Plan Types
Benefit Solutions Corp focuses specifically on custom design, implementation and administration qualified and retirement plans. We can help you maximize the benefits of your company by implementing the right plan:
- 401(k) Plans are a form of defined contribution plan where participants in the plan can elect to make a pre-tax contribution to a personal account through a salary reduction agreement. These plans can allow for employer matching contributions based on a set formula equal to a percentage of the participant's contribution. Usually, participants are allowed to direct the investment of the contributions.
- Safe Harbor Plans are designed to minimize the administrative costs and burdens associated with maintaining a retirement plan.

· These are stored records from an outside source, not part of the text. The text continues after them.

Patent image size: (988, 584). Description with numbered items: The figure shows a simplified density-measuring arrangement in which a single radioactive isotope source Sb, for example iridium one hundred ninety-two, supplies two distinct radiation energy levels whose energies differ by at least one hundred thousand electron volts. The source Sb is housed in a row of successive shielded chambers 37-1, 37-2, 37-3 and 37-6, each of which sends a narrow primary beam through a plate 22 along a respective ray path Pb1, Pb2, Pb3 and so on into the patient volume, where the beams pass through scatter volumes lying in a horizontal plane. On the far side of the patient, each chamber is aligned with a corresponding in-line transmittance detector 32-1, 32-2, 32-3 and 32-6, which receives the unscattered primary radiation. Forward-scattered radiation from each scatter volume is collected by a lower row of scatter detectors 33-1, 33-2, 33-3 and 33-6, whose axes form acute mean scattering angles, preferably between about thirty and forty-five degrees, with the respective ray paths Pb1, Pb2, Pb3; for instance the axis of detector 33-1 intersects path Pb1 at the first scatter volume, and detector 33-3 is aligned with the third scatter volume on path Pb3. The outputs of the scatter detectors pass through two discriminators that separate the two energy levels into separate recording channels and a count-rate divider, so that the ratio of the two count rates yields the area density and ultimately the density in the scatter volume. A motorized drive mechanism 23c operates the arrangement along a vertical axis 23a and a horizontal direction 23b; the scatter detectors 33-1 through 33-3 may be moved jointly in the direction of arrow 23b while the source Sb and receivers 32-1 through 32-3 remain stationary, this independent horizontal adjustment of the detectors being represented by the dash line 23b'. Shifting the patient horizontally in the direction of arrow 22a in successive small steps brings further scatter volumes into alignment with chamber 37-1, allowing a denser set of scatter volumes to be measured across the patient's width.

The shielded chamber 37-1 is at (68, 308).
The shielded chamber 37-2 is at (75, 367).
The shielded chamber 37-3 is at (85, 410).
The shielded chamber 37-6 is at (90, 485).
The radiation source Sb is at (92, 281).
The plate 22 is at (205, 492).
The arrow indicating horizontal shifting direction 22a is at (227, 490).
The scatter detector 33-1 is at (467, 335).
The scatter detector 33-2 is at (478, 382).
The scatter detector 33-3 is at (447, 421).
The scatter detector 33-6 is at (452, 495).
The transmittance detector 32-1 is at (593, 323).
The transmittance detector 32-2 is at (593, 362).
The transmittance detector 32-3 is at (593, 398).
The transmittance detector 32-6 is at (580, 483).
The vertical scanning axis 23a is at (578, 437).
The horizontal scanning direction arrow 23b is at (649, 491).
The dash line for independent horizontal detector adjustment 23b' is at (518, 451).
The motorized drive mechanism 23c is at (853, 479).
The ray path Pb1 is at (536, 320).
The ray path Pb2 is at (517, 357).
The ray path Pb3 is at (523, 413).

Safe Harbor Plans avoid complicated I.R.S. non-discrimination rules associated with plan tax qualification by complying with two simple requirements: a timely written notice to plan participants, and a choice by the employer between two predetermined safe harbor contribution formulas. Under either safe harbor formula, the employer contributions are guaranteed and 100% owned by the plan participants.
- Profit Sharing Plans are a form of defined contribution plan used by employers to help encourage employee productivity by providing for participation in the company's profits. Employers can make annual contributions according to a predetermined formula or at the discretion of the board of directors. Contributions can even be made if the company experiences little or no profit.
- New Comparability and Age Weighted Plans divide plan participants into two or more categories. Different contribution formulas are then applied to each defined category. This method maximizes the benefits to the category of participants that the employer wishes to reward the most for the year. A 401(k) salary deferral provision may also be incorporated.
- Defined Benefit Pension Plans are a traditional form of pension plan. They offer a fixed retirement income that is usually paid over the lifetime of the participant. Employer contribution amounts are based on a specified actuarial formula using a flat dollar amount or a percentage of wages. Death and disability benefits can be available under these pension plans. Defined benefit plans typically allow for higher contributions than traditional defined contribution plans.
- 412(i) Plans, like traditional defined benefit plans, offer a retirement benefit specified by a formula based on a flat dollar amount or a percentage of a participant's income and years of service. 412(i) plans differ from traditional defined benefit plans because they are funded using the guaranteed rates of an insurance company. This allows for a less expensive plan because there is no longer the need for an enrolled actuary. The insurance and annuity contract premiums are paid with tax-deductible dollars and generally allow for substantially higher tax-deductible employer contributions when compared to other qualified plans.
- Cash Balance Pension Plans are a form of pension plan that define a participant's retirement benefit by establishing a personal hypothetical or 'credit' account. Participants receive a pay-credit, usually a percentage of wages, and an interest-credit. The benefit provided by the employer upon the participant's retirement is equal to the balance in the 'credit' account.
- Target Benefit Pension Plans are a form of pension plan where the desired retirement benefit amount is chosen by the employer. Each year, a portion of the participant's wages is contributed to a personal account in order to achieve a targeted benefit. Upon retirement, the balance of the personal account is the participant's total retirement benefit.